Pourquoi cette situation est-elle préoccupante ?

Au Cameroun, plus de 90 pour cent des donneurs sont des donneurs familiaux de remplacement. Ils donnent leur sang lorsqu’un proche est confronté à une urgence, puis ne reviennent généralement plus, même lorsqu’ils sont sollicités. Les dons volontaires représentent à peine 2 pour cent des collectes. Un tel système repose sur l’urgence plutôt que sur l’anticipation. Un proche appelé en pleine nuit dans un couloir d’hôpital ne peut remplacer une véritable politique de santé publique. Or, chaque délai supplémentaire est lourd de conséquences.
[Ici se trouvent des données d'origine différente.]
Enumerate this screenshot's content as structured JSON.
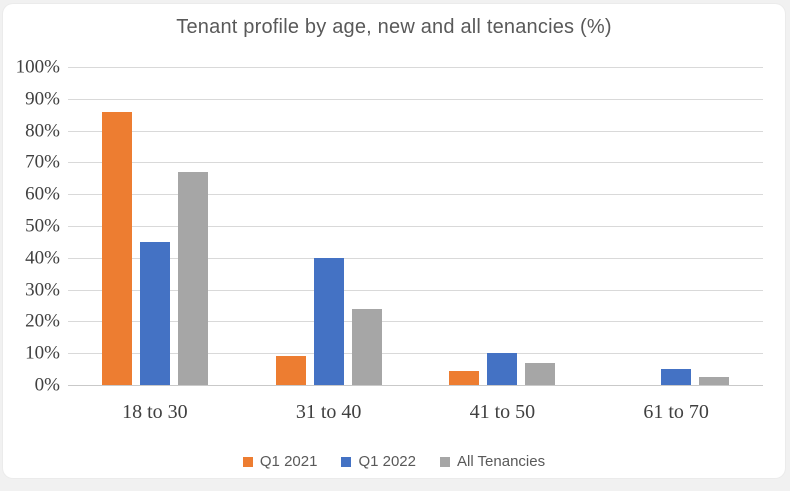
{
  "page": {
    "background_color": "#f1f1f1",
    "card_background_color": "#ffffff"
  },
  "chart_data": {
    "type": "bar",
    "title": "Tenant profile by age, new and all tenancies (%)",
    "categories": [
      "18 to 30",
      "31 to 40",
      "41 to 50",
      "61 to 70"
    ],
    "series": [
      {
        "name": "Q1 2021",
        "color": "#ED7D31",
        "values": [
          86,
          9,
          4.5,
          0
        ]
      },
      {
        "name": "Q1 2022",
        "color": "#4472C4",
        "values": [
          45,
          40,
          10,
          5
        ]
      },
      {
        "name": "All Tenancies",
        "color": "#A6A6A6",
        "values": [
          67,
          24,
          7,
          2.5
        ]
      }
    ],
    "xlabel": "",
    "ylabel": "",
    "ylim": [
      0,
      100
    ],
    "ytick_step": 10,
    "yticks": [
      "0%",
      "10%",
      "20%",
      "30%",
      "40%",
      "50%",
      "60%",
      "70%",
      "80%",
      "90%",
      "100%"
    ],
    "grid": true,
    "gridline_color": "#D9D9D9",
    "legend_position": "bottom",
    "text_color": "#595959",
    "axis_label_color": "#404040"
  }
}
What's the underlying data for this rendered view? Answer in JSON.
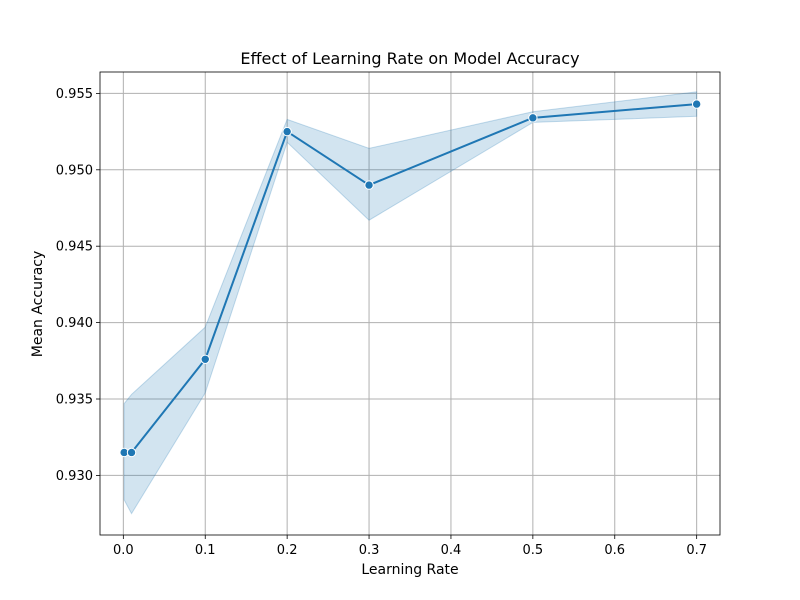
{
  "chart_data": {
    "type": "line",
    "title": "Effect of Learning Rate on Model Accuracy",
    "xlabel": "Learning Rate",
    "ylabel": "Mean Accuracy",
    "xlim": [
      -0.0285,
      0.7285
    ],
    "ylim": [
      0.9261,
      0.9564
    ],
    "xticks": [
      0.0,
      0.1,
      0.2,
      0.3,
      0.4,
      0.5,
      0.6,
      0.7
    ],
    "xtick_labels": [
      "0.0",
      "0.1",
      "0.2",
      "0.3",
      "0.4",
      "0.5",
      "0.6",
      "0.7"
    ],
    "yticks": [
      0.93,
      0.935,
      0.94,
      0.945,
      0.95,
      0.955
    ],
    "ytick_labels": [
      "0.930",
      "0.935",
      "0.940",
      "0.945",
      "0.950",
      "0.955"
    ],
    "grid": true,
    "series": [
      {
        "color": "#1f77b4",
        "band_color": "#1f77b4",
        "x": [
          0.001,
          0.01,
          0.1,
          0.2,
          0.3,
          0.5,
          0.7
        ],
        "y": [
          0.9315,
          0.9315,
          0.9376,
          0.9525,
          0.949,
          0.9534,
          0.9543
        ],
        "ci_low": [
          0.9284,
          0.9275,
          0.9354,
          0.9518,
          0.9467,
          0.9531,
          0.9535
        ],
        "ci_high": [
          0.9347,
          0.9353,
          0.9397,
          0.9533,
          0.9514,
          0.9538,
          0.9551
        ]
      }
    ]
  }
}
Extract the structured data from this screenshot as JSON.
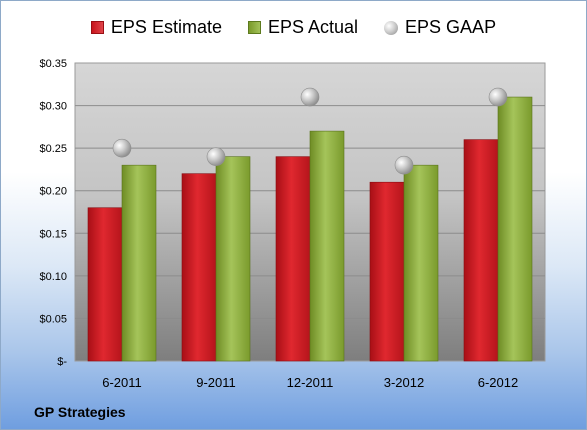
{
  "chart_data": {
    "type": "bar",
    "categories": [
      "6-2011",
      "9-2011",
      "12-2011",
      "3-2012",
      "6-2012"
    ],
    "series": [
      {
        "name": "EPS Estimate",
        "values": [
          0.18,
          0.22,
          0.24,
          0.21,
          0.26
        ],
        "color": "#cc1a22"
      },
      {
        "name": "EPS Actual",
        "values": [
          0.23,
          0.24,
          0.27,
          0.23,
          0.31
        ],
        "color": "#8cad3c"
      }
    ],
    "scatter_series": {
      "name": "EPS GAAP",
      "values": [
        0.25,
        0.24,
        0.31,
        0.23,
        0.31
      ]
    },
    "yticks": [
      "$-",
      "$0.05",
      "$0.10",
      "$0.15",
      "$0.20",
      "$0.25",
      "$0.30",
      "$0.35"
    ],
    "ylim": [
      0,
      0.35
    ],
    "grid": true,
    "legend_position": "top"
  },
  "company": "GP Strategies"
}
En cas d’hémorragie, trente minutes de retard peuvent considérablement augmenter le risque de décès. La peur des aiguilles, les croyances liées à une utilisation rituelle du sang, certaines convictions religieuses ou culturelles, ainsi que l’idée que le don de sang serait une activité commerciale, freinent encore de nombreuses personnes. Les patients isolés, les personnes âgées, les migrants ou ceux qui ne disposent pas d’un entourage familial important présentent ainsi un risque plus élevé de mourir faute de sang, indépendamment de la qualité des soins. Cette inégalité est à la fois médicale et sociale.

 

Comment se déroule un don de sang ?

Le Centre national de transfusion sanguine applique un protocole en quatre étapes. Tout d’abord, le donneur reçoit une information claire sur les conditions et les implications du don avant de prendre sa décision. Ensuite, il répond à un questionnaire médical confidentiel avec un professionnel de santé qualifié. La troisième étape consiste en une évaluation clinique comprenant notamment la mesure de la tension artérielle et du taux d’hémoglobine. Le seuil minimal est fixé à 12 g par décilitre chez les femmes et à 13 g par décilitre chez les hommes. Le prélèvement dure généralement entre huit et douze minutes et est suivi d’une période de repos accompagnée d’une collation.

 

Les critères d’éligibilité au Cameroun

Pour donner son sang, il faut avoir entre 18 et 65 ans, peser au moins 50 kilogrammes et être en bonne santé le jour du don. Certaines périodes d’exclusion diffèrent des pratiques européennes. En France, depuis le 1er septembre 2025, le délai après un tatouage ou un piercing est passé à deux mois grâce aux progrès des techniques de dépistage. Au Cameroun, il reste fixé à six mois. Cette différence s’explique par une prévalence plus élevée des infections transmissibles par le sang et par les capacités actuelles du système national de dépistage. D’autres contre-indications temporaires concernent la grossesse, les six mois suivant un accouchement, un traitement antibiotique jusqu’à quinze jours après sa fin ou toute infection active jusqu’à guérison complète. Le Centre national de transfusion sanguine dispose de centres régionaux dans les dix régions du pays, où il est possible de donner son sang sans rendez-vous.

 

Conclusion

La souveraineté sanitaire du Cameroun dépend aussi d’un geste simple, individuel et répété, celui de franchir régulièrement la porte d’un centre de transfusion. Un seul don de sang peut sauver jusqu’à trois vies. Donner son sang de manière volontaire et régulière est sans doute l’un des actes citoyens les plus concrets qu’une personne en bonne santé puisse accomplir pour son pays.